We are working on an improved version.
Comment 20 Miroslav Franc 2024-08-16 13:20:34 UTC
(In reply to LTC BugProxy from comment #19)
> ------- Comment From WINTERA@de.ibm.com 2024-08-16 08:51 EDT-------
> There was some discussion on the mailing list about the fix in
> linux-next.
> 
> We are working on an improved version.

Yes, I can see here*.  I intend to carry the current version, until something else lands in Linus tree.


* https://lore.kernel.org/linux-s390/cover.thread-d8267b.your-ad-here.call-01723545029-ext-2515@work.hours/T/
Comment 21 Sarah Kriesch 2024-08-16 15:52:09 UTC
We want to have a working openSUSE Tumbleweed again. :)
As long as the fix is working, that is ok as a first step.

I don't have any problems with optimizations or refactoring.
I am happy, if the mainframe can provide the best performance also with Linux on Z. But "working code" has got the highest priority. ^^
Therefore, this bug report has the priority "Critical".
Comment 22 Sarah Kriesch 2024-08-18 18:44:15 UTC
Our tests are green again: https://openqa.opensuse.org/tests/overview?distri=opensuse&version=Tumbleweed&build=20240817&groupid=34

Thank you, Sandy (Alexandra) and Heiko for the fix/updates!
Thank you to Miroslav for your support from SUSE side!
Comment 23 Sarah Kriesch 2024-08-18 18:45:03 UTC
tested by openQA
Comment 24 LTC BugProxy 2024-08-19 07:02:24 UTC
------- Comment From WINTERA@de.ibm.com 2024-08-19 02:53 EDT-------
For the records:
As you probably saw in the upstream discussions, Heiko's patch causes a
compile error when iucv is compiled as a module.
This is NOT an issue for hvc over iucv usage of OpenSuse or other enterprise
distros. hvc can only be built in and depends on iucv, so iucv will also be built in.

------- Comment From WINTERA@de.ibm.com 2024-08-19 02:55 EDT-------
(In reply to comment #22)
> For the records:
> As you probably saw in the upstream discussions, Heiko's patch causes a
> compile error when iucv is compiled as a module.
> This is NOT an issue for hvc over iucv usage of OpenSuse or other enterprise
> distros. hvc can only be built in and depends on iucv, so iucv will also be
> built in.

So it's totally fine for you to take Heiko's patch until we have an improved version upstream.
Comment 25 LTC BugProxy 2024-08-23 07:40:43 UTC
------- Comment From WINTERA@de.ibm.com 2024-08-23 03:33 EDT-------
FYI:
Corrected patch was accepted to the net repository:
0124fb0 ("s390/iucv: Fix vargs handling in iucv_alloc_device()")

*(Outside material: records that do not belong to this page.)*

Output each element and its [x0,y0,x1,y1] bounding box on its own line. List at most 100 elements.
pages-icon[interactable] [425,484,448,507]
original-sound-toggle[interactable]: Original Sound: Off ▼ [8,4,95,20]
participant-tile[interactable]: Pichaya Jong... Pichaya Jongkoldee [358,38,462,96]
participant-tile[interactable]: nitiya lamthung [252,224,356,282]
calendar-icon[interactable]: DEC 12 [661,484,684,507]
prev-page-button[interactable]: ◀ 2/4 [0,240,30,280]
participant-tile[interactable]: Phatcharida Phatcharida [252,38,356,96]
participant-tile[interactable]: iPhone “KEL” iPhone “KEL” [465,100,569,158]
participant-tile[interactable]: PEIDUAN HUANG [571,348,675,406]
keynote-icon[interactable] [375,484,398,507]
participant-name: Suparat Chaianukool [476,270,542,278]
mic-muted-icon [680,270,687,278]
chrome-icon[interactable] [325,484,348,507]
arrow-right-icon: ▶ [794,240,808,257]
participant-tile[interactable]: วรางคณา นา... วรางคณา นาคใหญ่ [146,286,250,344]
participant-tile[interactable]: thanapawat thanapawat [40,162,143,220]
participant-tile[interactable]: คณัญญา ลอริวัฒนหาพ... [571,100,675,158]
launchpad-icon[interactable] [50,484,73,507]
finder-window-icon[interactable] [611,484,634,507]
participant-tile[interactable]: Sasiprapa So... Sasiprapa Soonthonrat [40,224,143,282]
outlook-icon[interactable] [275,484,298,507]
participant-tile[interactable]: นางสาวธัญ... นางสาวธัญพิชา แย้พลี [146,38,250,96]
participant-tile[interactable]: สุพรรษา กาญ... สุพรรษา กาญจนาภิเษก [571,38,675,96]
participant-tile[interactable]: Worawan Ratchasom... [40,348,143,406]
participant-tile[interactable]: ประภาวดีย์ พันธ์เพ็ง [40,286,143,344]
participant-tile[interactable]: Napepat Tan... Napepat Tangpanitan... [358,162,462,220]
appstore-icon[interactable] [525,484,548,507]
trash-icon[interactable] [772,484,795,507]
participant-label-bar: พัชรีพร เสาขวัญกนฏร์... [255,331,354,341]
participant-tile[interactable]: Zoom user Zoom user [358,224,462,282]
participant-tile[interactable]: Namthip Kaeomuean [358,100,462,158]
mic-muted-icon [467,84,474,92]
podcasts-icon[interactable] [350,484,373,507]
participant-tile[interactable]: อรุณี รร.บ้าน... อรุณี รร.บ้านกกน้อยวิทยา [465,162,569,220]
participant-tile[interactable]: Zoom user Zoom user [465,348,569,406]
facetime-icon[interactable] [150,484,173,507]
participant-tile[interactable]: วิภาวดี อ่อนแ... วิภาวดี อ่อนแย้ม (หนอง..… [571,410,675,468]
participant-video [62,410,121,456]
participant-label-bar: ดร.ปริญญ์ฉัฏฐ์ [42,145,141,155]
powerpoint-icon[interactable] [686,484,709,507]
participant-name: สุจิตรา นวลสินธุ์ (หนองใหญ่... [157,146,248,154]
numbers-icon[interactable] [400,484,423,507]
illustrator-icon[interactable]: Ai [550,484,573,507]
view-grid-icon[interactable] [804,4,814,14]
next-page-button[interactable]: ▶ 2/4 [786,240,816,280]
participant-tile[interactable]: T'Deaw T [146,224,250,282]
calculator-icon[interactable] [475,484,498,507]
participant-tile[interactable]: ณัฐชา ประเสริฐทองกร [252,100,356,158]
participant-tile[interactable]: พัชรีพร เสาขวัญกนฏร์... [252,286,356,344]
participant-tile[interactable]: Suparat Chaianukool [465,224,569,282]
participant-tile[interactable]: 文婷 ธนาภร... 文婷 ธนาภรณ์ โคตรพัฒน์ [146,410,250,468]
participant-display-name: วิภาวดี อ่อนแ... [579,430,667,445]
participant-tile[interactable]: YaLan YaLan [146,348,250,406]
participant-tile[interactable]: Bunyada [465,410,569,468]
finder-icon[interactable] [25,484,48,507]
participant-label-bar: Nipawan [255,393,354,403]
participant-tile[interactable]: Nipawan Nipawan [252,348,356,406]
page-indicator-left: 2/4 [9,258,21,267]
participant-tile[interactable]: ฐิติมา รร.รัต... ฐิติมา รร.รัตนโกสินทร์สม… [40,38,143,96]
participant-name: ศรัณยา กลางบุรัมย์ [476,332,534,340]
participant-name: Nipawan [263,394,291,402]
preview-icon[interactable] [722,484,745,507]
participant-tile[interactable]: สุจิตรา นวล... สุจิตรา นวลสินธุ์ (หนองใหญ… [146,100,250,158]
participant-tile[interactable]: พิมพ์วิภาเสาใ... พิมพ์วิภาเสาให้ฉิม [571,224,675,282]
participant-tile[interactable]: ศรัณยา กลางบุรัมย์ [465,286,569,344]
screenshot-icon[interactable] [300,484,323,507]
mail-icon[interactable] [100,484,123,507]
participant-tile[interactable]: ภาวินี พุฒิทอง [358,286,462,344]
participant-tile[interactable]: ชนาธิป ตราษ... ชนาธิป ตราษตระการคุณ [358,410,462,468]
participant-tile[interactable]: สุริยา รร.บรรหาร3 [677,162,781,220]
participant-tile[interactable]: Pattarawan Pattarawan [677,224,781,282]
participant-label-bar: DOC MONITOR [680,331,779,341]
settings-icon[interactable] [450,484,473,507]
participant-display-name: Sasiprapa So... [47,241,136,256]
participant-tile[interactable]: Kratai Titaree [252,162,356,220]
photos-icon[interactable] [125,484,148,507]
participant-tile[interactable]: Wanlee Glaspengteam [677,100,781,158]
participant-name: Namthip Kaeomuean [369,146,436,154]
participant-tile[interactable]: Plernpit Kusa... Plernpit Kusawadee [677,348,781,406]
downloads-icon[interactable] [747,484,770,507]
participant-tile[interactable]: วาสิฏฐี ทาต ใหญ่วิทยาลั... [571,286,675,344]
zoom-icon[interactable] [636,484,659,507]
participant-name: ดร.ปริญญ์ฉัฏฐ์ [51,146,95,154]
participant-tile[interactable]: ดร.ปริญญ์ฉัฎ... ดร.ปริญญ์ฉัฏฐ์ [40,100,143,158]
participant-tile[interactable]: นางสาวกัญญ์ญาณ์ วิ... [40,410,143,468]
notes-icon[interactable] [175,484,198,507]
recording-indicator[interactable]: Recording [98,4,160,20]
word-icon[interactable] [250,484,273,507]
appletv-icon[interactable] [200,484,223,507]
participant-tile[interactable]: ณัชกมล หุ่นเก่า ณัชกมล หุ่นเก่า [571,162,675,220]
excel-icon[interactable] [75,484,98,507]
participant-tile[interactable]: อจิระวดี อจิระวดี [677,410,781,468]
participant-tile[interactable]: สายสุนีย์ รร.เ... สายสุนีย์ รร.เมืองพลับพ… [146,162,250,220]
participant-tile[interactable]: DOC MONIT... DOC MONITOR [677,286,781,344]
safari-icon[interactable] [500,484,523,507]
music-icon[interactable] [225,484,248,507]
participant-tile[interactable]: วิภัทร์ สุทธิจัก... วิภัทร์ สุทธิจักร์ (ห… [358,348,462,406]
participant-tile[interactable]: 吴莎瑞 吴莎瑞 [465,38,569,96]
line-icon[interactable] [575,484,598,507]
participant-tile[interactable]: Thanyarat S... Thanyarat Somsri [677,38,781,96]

If everything goes well, it should go into kernel v6.10
Remember: the issue was introduced in v6.10-rc1
4452e8e ("s390/iucv: Provide iucv_alloc_device() / iucv_release_device()")

Thanks again to OpenSUSE for noticing and reporting the issue.
Comment 26 Miroslav Franc 2024-08-26 09:55:22 UTC
After a quick test, I refreshed the "emergency" stable patch to 0124fb0ebf3b.  It should stay in place until the entire kernel is rebased to the version containing the patch.  Therefore, I consider the issue closed.